数据清洗(删除重复行、map映射添加列)

116 阅读8分钟

携手创作,共同成长!这是我参与「掘金日新计划 · 8 月更文挑战」的第1天,点击查看活动详情

 


data_1=pd.DataFrame({'food':['bacon火腿','sausage红肠','pulled pork手撕肉','sirloin牛里脊肉','beef jerky牛肉干','mutton shashlik烤羊肉串','Chicken salad鸡肉','Minced chicken鸡肉泥','dried squids鱿鱼干','dried fish鱼干','sausage红肠','bacon火腿','sausage红肠','bacon火腿','Chicken salad鸡肉','dried squids鱿鱼干','dried fish鱼干','mutton shashlik烤羊肉串','beef jerky牛肉干','Minced chicken鸡肉泥','pulled pork手撕肉','sirloin牛里脊肉','mutton shashlik烤羊肉串','Chicken salad鸡肉','Minced chicken鸡肉泥','bacon火腿','sausage红肠','pulled pork手撕肉','sirloin牛里脊肉','beef jerky牛肉干','mutton shashlik烤羊肉串','Chicken salad鸡肉','Minced chicken鸡肉泥','dried squids鱿鱼干','dried fish鱼干','sausage红肠','bacon火腿','sausage红肠','bacon火腿','Chicken salad鸡肉','dried squids鱿鱼干','dried fish鱼干','mutton shashlik烤羊肉串','beef jerky牛肉干','sirloin牛里脊肉','mutton shashlik烤羊肉串','Chicken salad鸡肉','Minced chicken鸡肉泥'],'weight(g)':abs((np.random.normal(0,1,size=48)*24+10)).astype(np.int32)})

print(data_1)

                   food  weight(g)

0               bacon火腿         47

1             sausage红肠         48

2        pulled pork手撕肉          5

3           sirloin牛里脊肉         21

4         beef jerky牛肉干         35

5   mutton shashlik烤羊肉串         23

6       Chicken salad鸡肉         11

7     Minced chicken鸡肉泥          8

8       dried squids鱿鱼干          3

9          dried fish鱼干         13

10            sausage红肠         20

11              bacon火腿         26

12            sausage红肠          5

13              bacon火腿         10

14      Chicken salad鸡肉         31

15      dried squids鱿鱼干         19

16         dried fish鱼干          4

17  mutton shashlik烤羊肉串          4

18        beef jerky牛肉干         18

19    Minced chicken鸡肉泥         21

20       pulled pork手撕肉          6

21          sirloin牛里脊肉          6

22  mutton shashlik烤羊肉串          0

23      Chicken salad鸡肉         17

24    Minced chicken鸡肉泥         46

25              bacon火腿         22

26            sausage红肠          4

27       pulled pork手撕肉          2

28          sirloin牛里脊肉          4

29        beef jerky牛肉干         67

30  mutton shashlik烤羊肉串          3

31      Chicken salad鸡肉         15

32    Minced chicken鸡肉泥         43

33      dried squids鱿鱼干          3

34         dried fish鱼干         10

35            sausage红肠         42

36              bacon火腿         35

37            sausage红肠          5

38              bacon火腿          2

39      Chicken salad鸡肉         18

40      dried squids鱿鱼干          0

41         dried fish鱼干         19

42  mutton shashlik烤羊肉串          4

43        beef jerky牛肉干         20

44          sirloin牛里脊肉         38

45  mutton shashlik烤羊肉串         14

46      Chicken salad鸡肉          1

47    Minced chicken鸡肉泥         46

 

发现数据框‘food’列中有很多重复。

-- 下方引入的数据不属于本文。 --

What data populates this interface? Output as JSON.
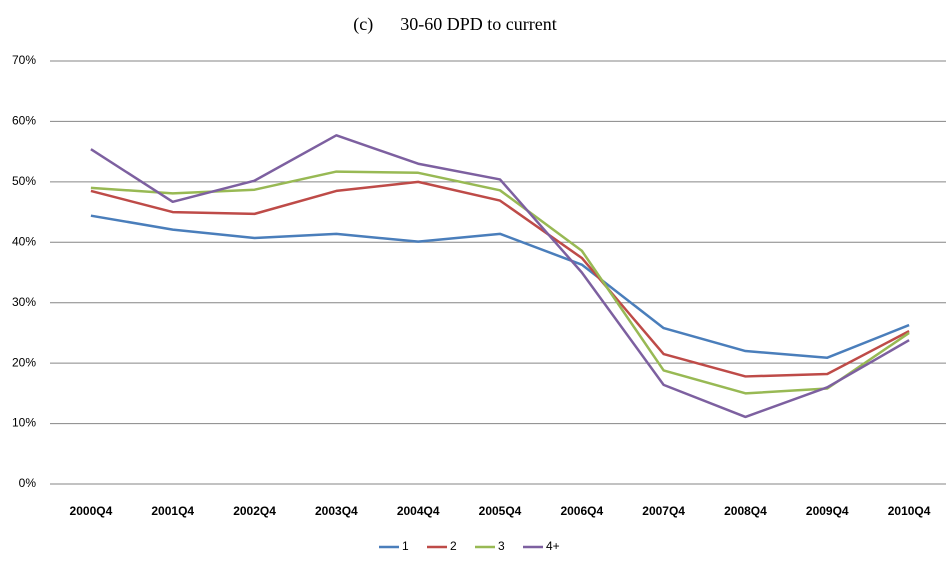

如果我们给数据假如新列,并要求新列与food存在某种逻辑关系。例如给‘food’标记食材来源。

 

通过map函数可以很轻松实现上面的要求。

map的实质是把一种映射法则应用到所制定的列上,比如这里的‘food’列。这种映射法则通常通过字典与函数来体现。即map(lambda x:meat_source[x]

即从food列中取值与meat_source的键对应,返回该键对应的值,animal的值即为对应的值

DataFrame中对应的是applymap()函数,DataFrame还有apply()函数

 


meat_source={'bacon火腿':'猪','sausage红肠':'猪','pulled pork手撕肉':'猪','sirloin牛里脊肉':'牛','beef jerky牛肉干':'牛','mutton shashlik烤羊肉串':'羊','chicken salad鸡肉':'鸡','minced chicken鸡肉泥':'鸡','dried squids鱿鱼干':'鱿鱼','dried fish鱼干':'鱼'}

data_1['animal']=data_1['food'].map(meat_source)

print(data_1)

                   food  weight(g) animal

0               bacon火腿         47      猪

1             sausage红肠         48      猪

2        pulled pork手撕肉          5      猪

3           sirloin牛里脊肉         21      牛

4         beef jerky牛肉干         35      牛

5   mutton shashlik烤羊肉串         23      羊

6       Chicken salad鸡肉         11    NaN

7     Minced chicken鸡肉泥          8    NaN

8       dried squids鱿鱼干          3     鱿鱼

9          dried fish鱼干         13      鱼

10            sausage红肠         20      猪

11              bacon火腿         26      猪

12            sausage红肠          5      猪

13              bacon火腿         10      猪

14      Chicken salad鸡肉         31    NaN

15      dried squids鱿鱼干         19     鱿鱼

16         dried fish鱼干          4      鱼

17  mutton shashlik烤羊肉串          4      羊

18        beef jerky牛肉干         18      牛

19    Minced chicken鸡肉泥         21    NaN

20       pulled pork手撕肉          6      猪

21          sirloin牛里脊肉          6      牛

22  mutton shashlik烤羊肉串          0      羊

23      Chicken salad鸡肉         17    NaN

24    Minced chicken鸡肉泥         46    NaN

25              bacon火腿         22      猪

26            sausage红肠          4      猪

27       pulled pork手撕肉          2      猪

28          sirloin牛里脊肉          4      牛

29        beef jerky牛肉干         67      牛

30  mutton shashlik烤羊肉串          3      羊

31      Chicken salad鸡肉         15    NaN

32    Minced chicken鸡肉泥         43    NaN

33      dried squids鱿鱼干          3     鱿鱼

34         dried fish鱼干         10      鱼

35            sausage红肠         42      猪

36              bacon火腿         35      猪

37            sausage红肠          5      猪

38              bacon火腿          2      猪

39      Chicken salad鸡肉         18    NaN

40      dried squids鱿鱼干          0     鱿鱼

41         dried fish鱼干         19      鱼

42  mutton shashlik烤羊肉串          4      羊

43        beef jerky牛肉干         20      牛

44          sirloin牛里脊肉         38      牛

45  mutton shashlik烤羊肉串         14      羊

46      Chicken salad鸡肉          1    NaN

47    Minced chicken鸡肉泥         46    NaN

 

发现‘animal’列有空值。原因是meat_source中的键与‘food’列值不完全一致。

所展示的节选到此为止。